Table 13. Accuracy Table
LSTM |
62.12% |
Normal Neural Network |
54.02% |
The experimental results from implementing two distinct neural network architectures show a marked improvement in the accuracy of consumer feedback text scoring.
Our findings highlight the effectiveness of LSTM for emotion detection in small, noisy datasets where, transformer models often overfit. Advanced preprocessing addressed challenges like emojis and informal language, ensuring robust performance. LSTM’s ability to model long-term dependencies and its scalability make it a practical choice for resource-constrained applications, demonstrating its suitability for this task.
The experimental results from implementing two distinct neural network architectures show a marked improvement in the accuracy of consumer feedback text scoring. Analysis of the training and validation loss curves indicates effective minimization of loss across epochs, demonstrating a robust learning process. Importantly, the validation loss reached a plateau after several epochs, suggesting that the models generalized well to unseen data without overfitting.

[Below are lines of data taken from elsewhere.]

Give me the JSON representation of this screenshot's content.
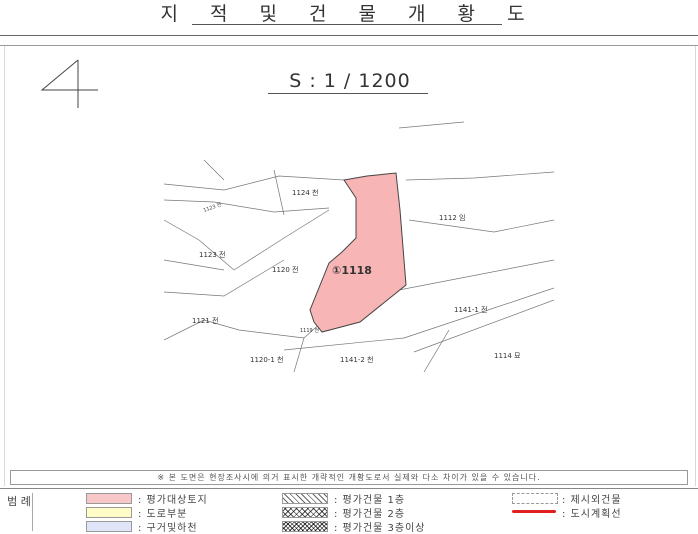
{
  "title": "지 적 및 건 물 개 황 도",
  "sheet_number": "4",
  "scale": "S : 1 / 1200",
  "map": {
    "subject_lot": "①1118",
    "parcels": [
      "1124 천",
      "1112 임",
      "1123 전",
      "1120 전",
      "1121 전",
      "1141-1 전",
      "1120-1 천",
      "1141-2 천",
      "1114 묘",
      "1123 전",
      "1119 천"
    ],
    "colors": {
      "subject_fill": "#f8b5b5",
      "subject_stroke": "#444444",
      "subject_label": "#e02020"
    }
  },
  "notice": "※ 본 도면은 현장조사시에 의거 표시한 개략적인 개황도로서 실제와 다소 차이가 있을 수 있습니다.",
  "legend": {
    "heading": "범 례",
    "items": [
      {
        "label": ": 평가대상토지",
        "color": "#f8c8c8"
      },
      {
        "label": ": 도로부분",
        "color": "#fffcc8"
      },
      {
        "label": ": 구거및하천",
        "color": "#dfe4f8"
      },
      {
        "label": ": 평가건물 1층"
      },
      {
        "label": ": 평가건물 2층"
      },
      {
        "label": ": 평가건물 3층이상"
      },
      {
        "label": ": 제시외건물"
      },
      {
        "label": ": 도시계획선",
        "color": "#e02020"
      }
    ]
  }
}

The incorporation of LSTM layers proved crucial in capturing temporal dependencies within the text data, resulting in improved predictions. Specifically, the LSTM model achieved an accuracy of 62 . 12%, surpassing the standard neural network, which obtained an accuracy of 54 . 02%. Moreover, the continuous decrease in Mean Absolute Error (MAE) over the epochs further demonstrates the models’ capability to align predictions closely with actual consumer feedback scores. These findings highlight the potential of advanced neural network architectures, particularly LSTMs. Consequently, the analysis demonstrated that the LSTM neural network produced better results.
5. Conclusion
This study explored the use of two types of neural networks, particularly Long Short-Term Memory (LSTM), for predicting sentiment scores from consumer feedback text. The dataset, comprising over five million entries, demonstrated the effectiveness of LSTM in extracting emotional insights from textual data. However, future work should investigate hybrid models that combine LSTM with advanced architectures such as BERT or GPT to capture more complex emotional nuances and improve sentiment analysis accuracy. Expanding the research to multiple languages would enhance the model’s applicability across regions, while also addressing cultural variations in language use. The study also highlighted challenges in processing features like sarcasm, unclear language, and incomplete sentences, emphasizing the need for techniques that improve contextual understanding and handle such subtleties. Additionally, addressing informal language, including emojis, slang, and non-standard text forms, is critical for enhancing model accuracy. Conducted using Python 3 and Google Colab, the experiment involved optimizing hyperparameters like batch size and epochs, although issues with infinite loops due to iteration settings were noted. Overall, the findings underscore the potential of neural networks, particularly LSTM, in automating sentiment analysis, while suggesting that future research should focus on hybrid models, multilingual datasets, and techniques for handling complex language challenges.